What Is The Physical Appearance Of Cownose Rays?
You might wonder about the name of the rays. Right! Well, we must let you know that they are named so because they have a unique shape of the forehead which looks like the nose of a cow. They are brown to olive-colored species without any spots on the top of the body and are pale-colored from the underside of the belly.
They have flat but large teeth that are embedded in a powerful jaw – each jaw contains 11 to 13 teeth in 7 series, this arrangement helps them to crush the prey. The Cownose rays can have an average length of 3.8 feet or 1.2 meters but the largest specimen recorded can have a length of 7 feet or 2.1 meters.
What Do Cownose Rays Eat?
Cownose rays usually feed in the morning hours or the late afternoon hours. They possess electro-receptive cells that help them to find their prey buried in the sandy bottoms. They include diversified items in their diet, such as:
- Bony fishes
How Cownose Rays Do Reproduce?
Cownose rays are ovoviviparous species which means the offspring develops inside the mother’s womb and give birth to them after the hatching of the eggs. These species have an extended breeding season from June to October and a gestation period of 11 to 12 months. The females become mature at the age of 5 years whereas the males reach the maturity level at the age of 16 years.
What Is The Conservational Status Of Cownose Rays?

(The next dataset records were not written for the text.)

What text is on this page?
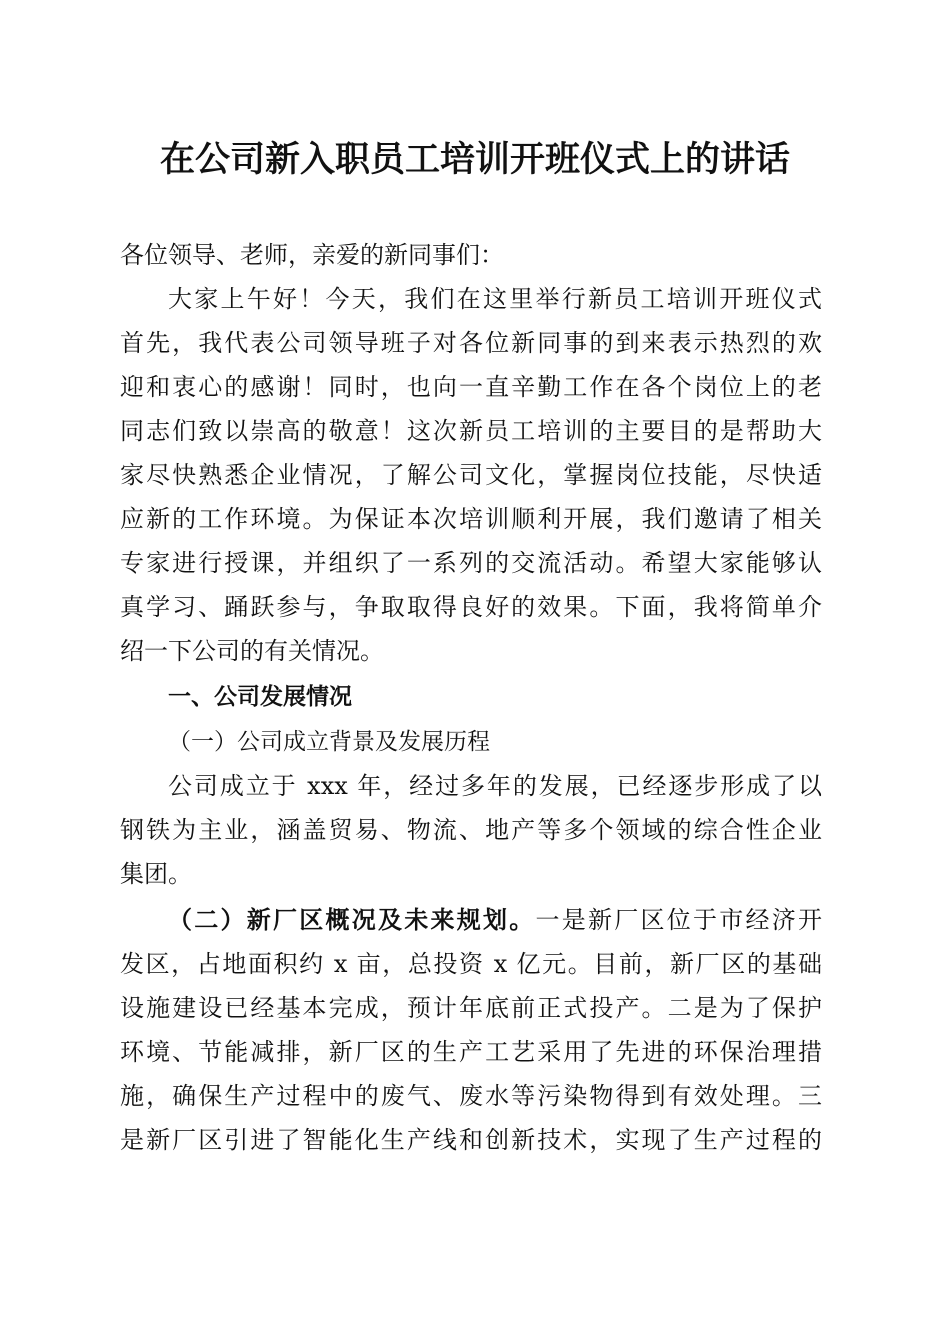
在公司新入职员工培训开班仪式上的讲话
各位领导、老师，亲爱的新同事们：
大家上午好！今天，我们在这里举行新员工培训开班仪式
首先，我代表公司领导班子对各位新同事的到来表示热烈的欢
迎和衷心的感谢！同时，也向一直辛勤工作在各个岗位上的老
同志们致以崇高的敬意！这次新员工培训的主要目的是帮助大
家尽快熟悉企业情况，了解公司文化，掌握岗位技能，尽快适
应新的工作环境。为保证本次培训顺利开展，我们邀请了相关
专家进行授课，并组织了一系列的交流活动。希望大家能够认
真学习、踊跃参与，争取取得良好的效果。下面，我将简单介
绍一下公司的有关情况。
一、公司发展情况
（一）公司成立背景及发展历程
公司成立于 xxx 年，经过多年的发展，已经逐步形成了以
钢铁为主业，涵盖贸易、物流、地产等多个领域的综合性企业
集团。
（二）新厂区概况及未来规划。一是新厂区位于市经济开
发区，占地面积约 x 亩，总投资 x 亿元。目前，新厂区的基础
设施建设已经基本完成，预计年底前正式投产。二是为了保护
环境、节能减排，新厂区的生产工艺采用了先进的环保治理措
施，确保生产过程中的废气、废水等污染物得到有效处理。三
是新厂区引进了智能化生产线和创新技术，实现了生产过程的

Due to their low reproductive rate, these species are not common among the fisheries. That’s why they are considered “Near Threatened” by the IUCN Redlist. However, the species have to face predatory threats under the water which causes the decline in their population, the common predators are cobia, Hammerhead, Bull sharks, and Sandbar sharks. According to an estimate, around 30 to 49 % of the population of Cownose rays has decreased in the last 43 years.
Interesting Facts About Cownose Rays
Here are listed some of the known facts that are lesser known to people:
1: Commonly, they are named cowfish as their forehead resembles the nose of a cow.
2: Cownose rays are pelagic species which means that they live to thrive along the coast.
3: They always prefer to travel to schools, the school may comprise thousands of species.
4: They have an average life span of 15 to 20 years.
5: They possess wings-like structures which help them swim, and look like the dorsal fins of sharks.
6: Their tail is round or oval shaped which they use as a weapon to kill the prey in one stroke.
7: They have well-developed eyes and spiracles for breathing, both are located on the side of the head.
8: Due to the high predation of oyster beds, the population of Cownose rays has been increasing continuously.
9: Over the globe, many aquariums such as Adventure Aquarium in Camden, New Jersey, and Aquarium of the Pacific in Long Beach, California have Cownose rays in captivity and make it safe for people to touch them.
10: They rarely attack humans and do not pose any harm to them. They attack only when they feel threatened.
Cownose rays are named as their forehead resembles that of the nose of the cow. They have a wide range of distribution and are usually seen near the coastal region at a depth of just 72 feet or 22 meters. They bear electro-receptive cells that help them locate the prey buried in the sandy floor. Remarkably, they are ovoviviparous species with a gestation period of only 11 to 12 months. Though they are not very common among the fisheries, the population of Cownose rays has been declining due to underwater predatory threats.